At the same time, observers are also framing the discussion in a slightly different way: Are there any real leaders in Europe today capable of translating Macron’s rhetoric into concrete action? In this regard, Macron himself is not even considered a figure capable of rallying those willing to pursue the course he advocates. Many believe he continues to suffer failure after failure, both domestically and on the international stage.
Experts also raise doubts from another angle. Citing EU foreign policy chief Kaja Kallas’s remark about the need for a “new leader for the free world,” they question whether any European politician of such stature is visible on the horizon. In their view, all current European leaders remain entangled in either pro- or anti-Trump alignments. As a result, a new political figure must emerge—one who can not only offer a way out of the current deadlock but also command Trump’s respect to the extent that he would at least take their position seriously. This, in turn, creates a geopolitical impasse: Has such a leader already emerged? And if not, when will he appear?

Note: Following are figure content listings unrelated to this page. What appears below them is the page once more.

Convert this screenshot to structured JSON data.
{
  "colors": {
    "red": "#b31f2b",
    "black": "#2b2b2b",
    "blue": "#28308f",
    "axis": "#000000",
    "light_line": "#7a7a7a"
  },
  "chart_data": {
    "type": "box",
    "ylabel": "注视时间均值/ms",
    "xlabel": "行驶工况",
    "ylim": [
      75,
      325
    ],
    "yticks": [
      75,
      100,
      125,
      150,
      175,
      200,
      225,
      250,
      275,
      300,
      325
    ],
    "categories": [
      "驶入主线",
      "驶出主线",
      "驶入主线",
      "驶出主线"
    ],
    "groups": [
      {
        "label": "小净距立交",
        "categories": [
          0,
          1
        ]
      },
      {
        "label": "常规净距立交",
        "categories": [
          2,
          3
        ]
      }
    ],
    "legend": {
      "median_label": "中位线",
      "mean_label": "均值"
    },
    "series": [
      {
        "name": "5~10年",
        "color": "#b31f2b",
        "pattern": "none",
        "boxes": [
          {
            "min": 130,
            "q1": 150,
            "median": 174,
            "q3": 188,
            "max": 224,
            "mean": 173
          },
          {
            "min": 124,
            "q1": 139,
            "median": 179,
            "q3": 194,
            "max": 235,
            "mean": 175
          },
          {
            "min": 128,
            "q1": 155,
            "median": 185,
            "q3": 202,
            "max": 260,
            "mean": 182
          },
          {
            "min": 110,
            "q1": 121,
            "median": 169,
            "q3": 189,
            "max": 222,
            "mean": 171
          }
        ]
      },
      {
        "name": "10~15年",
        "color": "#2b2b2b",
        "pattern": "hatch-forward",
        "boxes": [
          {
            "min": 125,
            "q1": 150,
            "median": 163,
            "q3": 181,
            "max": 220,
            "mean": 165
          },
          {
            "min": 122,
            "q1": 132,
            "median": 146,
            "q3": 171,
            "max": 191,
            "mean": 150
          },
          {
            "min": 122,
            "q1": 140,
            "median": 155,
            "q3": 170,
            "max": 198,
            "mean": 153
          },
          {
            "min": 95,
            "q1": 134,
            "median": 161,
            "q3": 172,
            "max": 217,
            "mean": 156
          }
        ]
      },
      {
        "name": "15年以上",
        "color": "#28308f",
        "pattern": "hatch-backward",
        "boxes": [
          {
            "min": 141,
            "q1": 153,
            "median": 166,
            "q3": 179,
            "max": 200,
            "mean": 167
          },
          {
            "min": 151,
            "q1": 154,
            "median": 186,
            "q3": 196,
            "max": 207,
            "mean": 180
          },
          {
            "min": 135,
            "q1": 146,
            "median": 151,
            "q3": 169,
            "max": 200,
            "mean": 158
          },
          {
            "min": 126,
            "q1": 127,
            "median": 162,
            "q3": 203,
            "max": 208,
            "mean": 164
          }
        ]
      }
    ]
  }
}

And so the next question arises: what about today, the near future, and beyond? This is far from a trivial matter, as beyond the two major trends shaping Europe's political landscape, leaders of certain countries are taking steps that primarily reflect their national interests.

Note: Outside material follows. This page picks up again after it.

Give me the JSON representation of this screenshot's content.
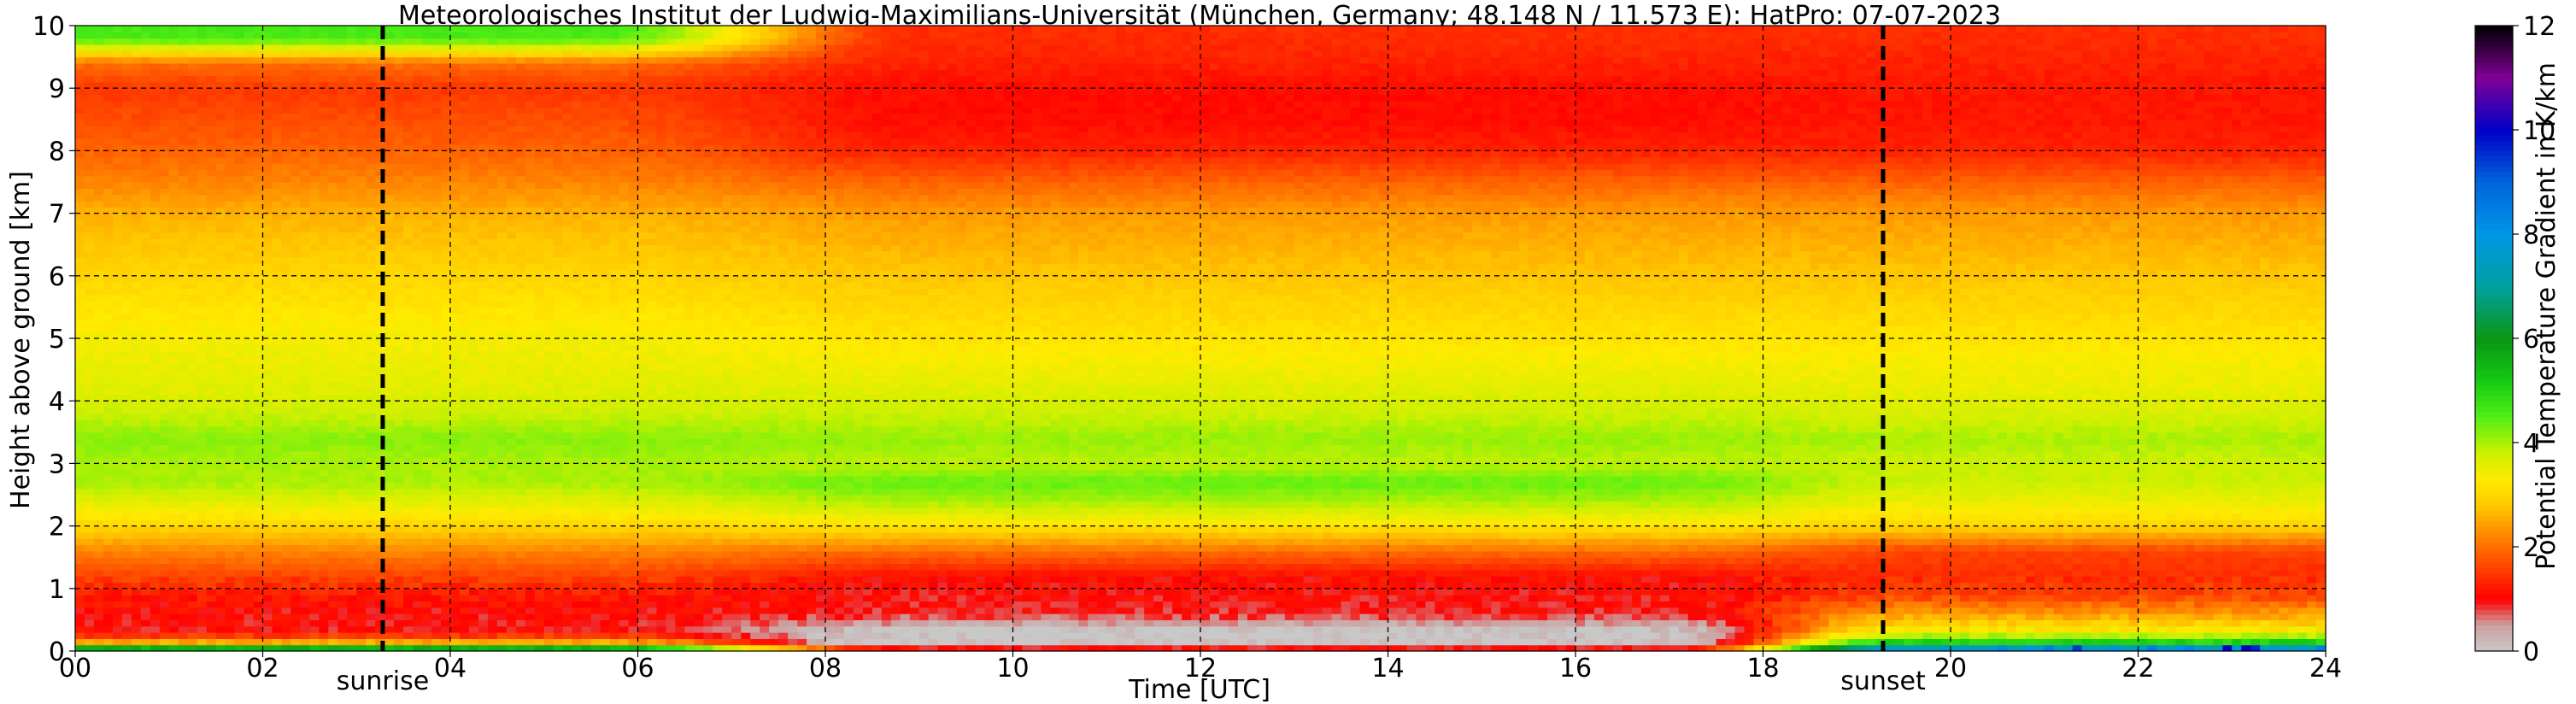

For instance, Polish Prime Minister Donald Tusk has proposed the creation of a 500,000-strong army. As he stated, Poland must pursue “modern capabilities, including those related to nuclear weapons,” though he framed this approach as a “race for security, not for war.”
Meanwhile, Turkish President Recep Tayyip Erdoğan, while reaffirming Ankara’s commitment to full EU membership, emphasised that “joint planning with Türkiye on all matters concerning European security would serve our common interests.” In this context, the “long-term, strategic perspective on Türkiye-EU relations” gains renewed relevance.

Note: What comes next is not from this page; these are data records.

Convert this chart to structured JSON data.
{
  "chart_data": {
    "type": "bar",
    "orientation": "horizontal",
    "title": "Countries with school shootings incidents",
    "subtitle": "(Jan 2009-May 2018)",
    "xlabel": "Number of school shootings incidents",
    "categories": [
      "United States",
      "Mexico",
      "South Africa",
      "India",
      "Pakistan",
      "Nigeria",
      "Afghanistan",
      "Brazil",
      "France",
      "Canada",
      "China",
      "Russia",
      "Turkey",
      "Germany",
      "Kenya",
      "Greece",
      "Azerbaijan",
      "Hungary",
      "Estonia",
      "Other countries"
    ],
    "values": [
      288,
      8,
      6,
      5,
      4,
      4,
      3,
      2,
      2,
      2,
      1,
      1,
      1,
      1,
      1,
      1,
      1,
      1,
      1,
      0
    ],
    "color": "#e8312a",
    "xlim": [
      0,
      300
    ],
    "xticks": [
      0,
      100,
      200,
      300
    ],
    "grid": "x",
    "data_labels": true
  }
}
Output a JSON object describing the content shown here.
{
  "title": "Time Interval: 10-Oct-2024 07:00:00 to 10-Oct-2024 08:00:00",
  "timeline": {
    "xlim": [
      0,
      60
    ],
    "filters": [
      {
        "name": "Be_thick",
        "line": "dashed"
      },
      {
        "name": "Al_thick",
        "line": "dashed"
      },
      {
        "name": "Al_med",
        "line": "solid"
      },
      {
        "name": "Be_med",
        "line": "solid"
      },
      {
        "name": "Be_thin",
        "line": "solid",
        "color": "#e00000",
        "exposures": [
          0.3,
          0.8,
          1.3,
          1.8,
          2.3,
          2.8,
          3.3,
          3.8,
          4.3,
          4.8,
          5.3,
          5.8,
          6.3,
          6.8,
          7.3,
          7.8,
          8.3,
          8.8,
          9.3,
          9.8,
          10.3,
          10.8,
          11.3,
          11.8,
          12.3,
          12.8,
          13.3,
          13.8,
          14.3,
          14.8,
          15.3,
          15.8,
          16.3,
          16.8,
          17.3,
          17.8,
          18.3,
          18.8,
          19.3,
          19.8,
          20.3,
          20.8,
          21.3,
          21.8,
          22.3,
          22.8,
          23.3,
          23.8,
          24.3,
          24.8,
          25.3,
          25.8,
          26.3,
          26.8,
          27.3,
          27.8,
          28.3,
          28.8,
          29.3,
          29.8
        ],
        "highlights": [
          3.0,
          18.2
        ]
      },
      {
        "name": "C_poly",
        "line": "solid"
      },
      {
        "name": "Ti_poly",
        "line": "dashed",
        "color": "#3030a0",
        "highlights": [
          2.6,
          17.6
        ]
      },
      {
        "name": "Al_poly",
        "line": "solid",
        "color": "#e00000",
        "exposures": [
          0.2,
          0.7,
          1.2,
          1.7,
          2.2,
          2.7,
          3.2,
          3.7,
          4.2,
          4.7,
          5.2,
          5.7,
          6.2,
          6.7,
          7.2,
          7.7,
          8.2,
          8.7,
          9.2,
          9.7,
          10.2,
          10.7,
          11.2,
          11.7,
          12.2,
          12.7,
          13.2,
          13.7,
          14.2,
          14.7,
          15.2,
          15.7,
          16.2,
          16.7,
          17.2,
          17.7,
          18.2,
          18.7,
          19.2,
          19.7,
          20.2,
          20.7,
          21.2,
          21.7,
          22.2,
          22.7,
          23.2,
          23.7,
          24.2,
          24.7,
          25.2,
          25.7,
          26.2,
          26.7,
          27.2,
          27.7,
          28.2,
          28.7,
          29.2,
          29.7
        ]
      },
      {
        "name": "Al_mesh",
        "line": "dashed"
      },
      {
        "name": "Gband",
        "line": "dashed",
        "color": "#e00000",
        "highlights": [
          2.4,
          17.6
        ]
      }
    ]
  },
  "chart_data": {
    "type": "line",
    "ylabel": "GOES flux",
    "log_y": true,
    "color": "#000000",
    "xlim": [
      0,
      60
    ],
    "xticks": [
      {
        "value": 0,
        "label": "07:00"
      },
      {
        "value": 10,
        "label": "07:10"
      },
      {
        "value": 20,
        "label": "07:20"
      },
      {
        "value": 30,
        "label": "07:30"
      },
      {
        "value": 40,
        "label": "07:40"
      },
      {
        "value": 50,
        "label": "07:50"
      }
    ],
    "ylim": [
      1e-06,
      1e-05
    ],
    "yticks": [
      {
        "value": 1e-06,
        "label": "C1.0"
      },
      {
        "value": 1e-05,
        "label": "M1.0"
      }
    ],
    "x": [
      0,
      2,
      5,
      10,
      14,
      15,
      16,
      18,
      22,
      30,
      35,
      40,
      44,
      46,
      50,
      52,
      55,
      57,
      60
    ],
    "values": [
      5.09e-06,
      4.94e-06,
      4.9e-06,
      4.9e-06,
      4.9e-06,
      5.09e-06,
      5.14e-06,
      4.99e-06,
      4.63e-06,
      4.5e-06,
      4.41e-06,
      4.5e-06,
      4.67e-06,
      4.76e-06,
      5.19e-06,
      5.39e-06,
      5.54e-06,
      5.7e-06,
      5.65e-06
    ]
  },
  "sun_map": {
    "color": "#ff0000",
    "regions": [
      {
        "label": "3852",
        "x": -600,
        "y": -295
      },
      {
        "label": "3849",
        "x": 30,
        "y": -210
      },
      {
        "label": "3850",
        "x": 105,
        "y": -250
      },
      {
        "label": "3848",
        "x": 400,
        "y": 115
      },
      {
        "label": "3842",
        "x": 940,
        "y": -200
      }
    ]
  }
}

Hungarian Prime Minister Viktor Orbán, citing “strategic disagreements” with the EU’s approach to Ukraine, has gone even further—calling on the bloc to engage in direct negotiations with Russia. Moreover, he argued that to avoid losing a trade war with the United States, the European Commission must reach a series of agreements with Washington while “setting aside ideological prejudices and moving toward cooperation with Russia and China.” This, he claimed, would allow Europe to “regain its economic competitiveness.”
Thus, while two dominant geopolitical visions shape the Euro-Atlantic space today, other perspectives on the present and future also emerge—reflecting the positions of individual states. This clearly indicates that European unity is absent at this historical juncture. Consequently, for the EU to adopt any truly global decision, member states will need to negotiate compromises—or reconsider the consensus-based approach that currently governs key decisions. Whether this is even possible in the face of Europe’s ongoing disunity is, of course, a question for Europeans themselves to decide.